What to know about winter sports travel insurance
Winter is finally upon us, and all around the country, adventurous travelers are gearing up for a season of outdoor sports in exotic—or at least out-of-province—locations. They've tracked down the right equipment, reserved dates, booked travel arrangements and lodging accommodations, and have already started fantasizing about the photos they'll soon post on Instagram.
There's just one problem: many of them will be setting off with insufficient travel insurance coverage.
Regardless of whether they're doing it knowingly or unknowingly, scores of winter sports enthusiasts depart from their home provinces every year in a state of dangerous susceptibility to uncovered insurance costs. Needless to say, this is not smart. Not even the most capable and confident of winter athletes should be underinsured.
Here's what you need to know to make sure that doesn't happen.
Regular travel insurance might not cut it
A family can all be traveling together to Switzerland over the winter break, taking the same flights and staying in the same hotels; but if some family members are skiing in the Alps and others are just getting cozy in the chalets, then they might need different insurance policies.
Travel insurance alone rarely covers heavy duty winter sports—beyond casual activities like tobogganing, skating, and perhaps even skiing and snowboarding—because the risks are so much greater than they are for ordinary travel activities. A lot of insurers designate things like bobsledding, ice climbing, luge, and snow kiting as adventure sports and require clients to purchase an optional package if they wish to take part in them. Skiing and snowboarding may or may not fit into that category, depending on the insurer.

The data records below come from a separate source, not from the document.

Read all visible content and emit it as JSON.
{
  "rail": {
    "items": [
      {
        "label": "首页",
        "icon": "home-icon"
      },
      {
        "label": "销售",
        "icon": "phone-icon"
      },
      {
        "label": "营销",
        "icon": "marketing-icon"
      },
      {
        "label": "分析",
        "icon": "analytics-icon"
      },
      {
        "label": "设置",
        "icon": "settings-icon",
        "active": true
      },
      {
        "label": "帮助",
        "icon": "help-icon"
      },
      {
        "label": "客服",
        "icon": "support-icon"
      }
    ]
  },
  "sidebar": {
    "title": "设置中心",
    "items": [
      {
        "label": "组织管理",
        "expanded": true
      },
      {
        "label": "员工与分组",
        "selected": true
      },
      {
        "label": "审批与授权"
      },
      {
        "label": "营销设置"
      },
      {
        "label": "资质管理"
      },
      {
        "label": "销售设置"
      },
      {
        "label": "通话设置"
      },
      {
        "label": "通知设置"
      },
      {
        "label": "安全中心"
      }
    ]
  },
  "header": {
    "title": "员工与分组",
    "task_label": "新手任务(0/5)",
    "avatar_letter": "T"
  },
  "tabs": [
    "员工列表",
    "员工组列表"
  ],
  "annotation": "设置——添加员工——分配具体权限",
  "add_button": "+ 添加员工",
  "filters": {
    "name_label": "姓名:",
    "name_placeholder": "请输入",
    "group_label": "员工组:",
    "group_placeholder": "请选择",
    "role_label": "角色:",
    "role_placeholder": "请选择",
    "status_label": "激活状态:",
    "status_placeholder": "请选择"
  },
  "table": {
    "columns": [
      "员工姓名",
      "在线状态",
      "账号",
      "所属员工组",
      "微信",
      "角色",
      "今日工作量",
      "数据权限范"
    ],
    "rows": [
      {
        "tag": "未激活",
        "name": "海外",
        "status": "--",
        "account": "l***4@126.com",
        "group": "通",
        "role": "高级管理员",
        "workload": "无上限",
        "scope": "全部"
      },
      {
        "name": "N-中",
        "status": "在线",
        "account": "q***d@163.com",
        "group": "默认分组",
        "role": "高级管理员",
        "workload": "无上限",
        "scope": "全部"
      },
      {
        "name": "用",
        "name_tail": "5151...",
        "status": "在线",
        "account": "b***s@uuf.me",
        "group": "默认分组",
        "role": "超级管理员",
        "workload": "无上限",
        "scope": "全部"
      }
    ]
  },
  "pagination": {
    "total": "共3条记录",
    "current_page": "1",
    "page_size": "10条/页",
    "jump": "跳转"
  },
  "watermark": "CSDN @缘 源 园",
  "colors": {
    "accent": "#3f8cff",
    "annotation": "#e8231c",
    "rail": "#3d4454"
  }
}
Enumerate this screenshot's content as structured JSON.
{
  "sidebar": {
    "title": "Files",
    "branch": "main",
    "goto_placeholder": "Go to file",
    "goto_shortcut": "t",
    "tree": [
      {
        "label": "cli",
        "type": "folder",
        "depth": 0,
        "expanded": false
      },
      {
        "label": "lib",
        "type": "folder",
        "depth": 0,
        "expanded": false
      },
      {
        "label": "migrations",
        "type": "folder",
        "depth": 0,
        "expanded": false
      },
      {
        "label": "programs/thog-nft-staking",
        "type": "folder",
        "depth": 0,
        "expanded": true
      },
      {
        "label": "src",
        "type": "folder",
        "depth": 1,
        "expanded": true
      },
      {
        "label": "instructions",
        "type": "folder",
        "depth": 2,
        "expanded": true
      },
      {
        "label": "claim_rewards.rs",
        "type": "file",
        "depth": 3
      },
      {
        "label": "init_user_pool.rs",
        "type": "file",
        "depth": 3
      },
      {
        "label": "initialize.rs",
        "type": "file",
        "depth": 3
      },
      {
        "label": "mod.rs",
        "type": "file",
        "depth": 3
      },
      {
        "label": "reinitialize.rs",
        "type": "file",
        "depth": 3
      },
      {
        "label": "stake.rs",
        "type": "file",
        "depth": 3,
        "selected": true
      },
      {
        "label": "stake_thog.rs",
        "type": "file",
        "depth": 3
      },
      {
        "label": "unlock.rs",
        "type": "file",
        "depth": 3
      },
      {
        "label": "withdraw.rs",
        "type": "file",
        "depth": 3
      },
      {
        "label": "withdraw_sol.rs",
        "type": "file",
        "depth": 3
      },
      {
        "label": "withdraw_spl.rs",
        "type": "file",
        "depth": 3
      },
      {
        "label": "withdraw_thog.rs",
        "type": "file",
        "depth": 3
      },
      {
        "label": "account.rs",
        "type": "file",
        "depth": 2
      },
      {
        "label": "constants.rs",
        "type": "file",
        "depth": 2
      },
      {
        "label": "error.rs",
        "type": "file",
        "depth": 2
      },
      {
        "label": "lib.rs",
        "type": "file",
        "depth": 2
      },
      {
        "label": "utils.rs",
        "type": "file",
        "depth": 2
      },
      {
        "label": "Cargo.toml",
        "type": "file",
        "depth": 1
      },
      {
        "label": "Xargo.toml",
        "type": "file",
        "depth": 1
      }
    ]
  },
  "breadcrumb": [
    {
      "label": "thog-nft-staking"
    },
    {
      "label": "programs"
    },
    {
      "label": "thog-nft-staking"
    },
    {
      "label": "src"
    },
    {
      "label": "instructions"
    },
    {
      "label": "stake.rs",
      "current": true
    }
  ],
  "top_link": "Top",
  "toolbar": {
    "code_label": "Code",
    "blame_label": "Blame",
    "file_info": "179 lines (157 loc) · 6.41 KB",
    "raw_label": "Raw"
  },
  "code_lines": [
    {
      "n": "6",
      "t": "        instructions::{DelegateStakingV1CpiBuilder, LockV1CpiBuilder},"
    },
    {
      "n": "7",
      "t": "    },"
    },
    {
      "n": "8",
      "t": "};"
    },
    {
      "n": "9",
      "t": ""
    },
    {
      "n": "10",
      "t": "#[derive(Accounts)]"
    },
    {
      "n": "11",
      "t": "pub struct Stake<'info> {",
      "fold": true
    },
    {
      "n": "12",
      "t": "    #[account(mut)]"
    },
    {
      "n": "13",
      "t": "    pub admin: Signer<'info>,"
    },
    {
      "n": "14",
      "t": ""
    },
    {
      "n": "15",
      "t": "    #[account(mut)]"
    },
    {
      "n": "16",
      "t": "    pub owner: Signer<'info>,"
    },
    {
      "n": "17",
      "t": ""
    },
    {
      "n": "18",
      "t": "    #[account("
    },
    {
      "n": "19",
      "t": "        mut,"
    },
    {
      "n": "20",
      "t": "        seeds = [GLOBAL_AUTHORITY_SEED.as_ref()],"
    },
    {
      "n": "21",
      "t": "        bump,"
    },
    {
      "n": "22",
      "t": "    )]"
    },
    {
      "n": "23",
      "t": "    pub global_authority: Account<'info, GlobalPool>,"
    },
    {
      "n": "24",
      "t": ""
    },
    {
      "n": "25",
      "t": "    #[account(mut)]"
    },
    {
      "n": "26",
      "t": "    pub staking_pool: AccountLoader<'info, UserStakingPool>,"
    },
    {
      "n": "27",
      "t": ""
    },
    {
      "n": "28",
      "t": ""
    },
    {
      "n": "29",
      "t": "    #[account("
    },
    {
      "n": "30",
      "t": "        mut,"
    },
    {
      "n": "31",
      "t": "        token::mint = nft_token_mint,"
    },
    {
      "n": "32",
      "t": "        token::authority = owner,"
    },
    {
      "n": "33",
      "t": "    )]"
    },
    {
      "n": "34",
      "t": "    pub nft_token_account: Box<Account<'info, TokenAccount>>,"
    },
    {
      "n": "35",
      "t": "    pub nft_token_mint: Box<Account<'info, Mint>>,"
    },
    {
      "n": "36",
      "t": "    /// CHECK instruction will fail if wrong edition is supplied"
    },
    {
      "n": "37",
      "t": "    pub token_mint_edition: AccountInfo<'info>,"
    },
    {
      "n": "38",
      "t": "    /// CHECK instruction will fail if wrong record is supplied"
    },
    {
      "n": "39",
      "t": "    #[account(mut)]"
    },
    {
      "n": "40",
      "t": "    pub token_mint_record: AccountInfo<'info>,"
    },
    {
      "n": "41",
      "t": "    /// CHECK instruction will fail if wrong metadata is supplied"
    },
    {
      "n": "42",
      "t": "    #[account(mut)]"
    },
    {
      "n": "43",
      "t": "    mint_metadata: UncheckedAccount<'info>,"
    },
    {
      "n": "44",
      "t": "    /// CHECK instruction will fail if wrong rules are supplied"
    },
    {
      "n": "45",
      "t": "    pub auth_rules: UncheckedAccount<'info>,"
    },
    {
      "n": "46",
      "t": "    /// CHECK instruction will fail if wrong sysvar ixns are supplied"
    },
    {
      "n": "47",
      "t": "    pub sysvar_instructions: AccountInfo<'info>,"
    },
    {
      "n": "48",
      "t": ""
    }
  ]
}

If the insurer doesn't offer a separate package for adventure sports, at least make sure that the amount of medical coverage provided under the regular policy will be enough to cover steep hospital bills.
Be covered if you're going off the beaten track
Winter athletes such as skiers, snowboarders, and ice climbers will often have the opportunity to go off the beaten track when they take part in their pursuit. This might seem like a no-brainer in terms of having fun, but it shouldn't be taken lightly from an insurance perspective.
Exploring backcountry or unmarked areas tends to be strictly off-limits for travel insurance policies—or at least in a different class of policy than the ordinary activity would be. If this is something you want to take part in, double check that you can do so without upgrading.
Traveling within Canada won't get you completely off the hook
Is traveling within Canada better for winter sports travel insurance from a pricing standpoint? Yes. Does it resolve you of all emergency medical coverage needs? It most definitely does not—especially if you are taking part in high-risk winter sports.
While Canada's Government Health Insurance Plans (e.g. OHIP) do allow inter-provincial travelers to receive limited medical coverage in different provinces, there are some notable exclusions to the level of coverage that gets dispensed. One of them is ambulance/heli-lift services, which could easily be necessary for someone who injures themselves doing winter sports.
So if you're trekking out from Eastern and Central Canada to pay Whistler or Banff a visit, remember to supplement your medical coverage entitlements with travel insurance.
Don't get intoxicated before taking part in winter sports
There's a reason they call it the après-ski and not the avant-ski.
Drinking alcohol and taking part in winter sports is a terrible idea. Not just because it increases your risk of injury, but because it could disqualify you from receiving coverage from travel insurance. Read the fine print of a policy and you'll probably find an exclusion for levels of intoxication that are over the legal limit.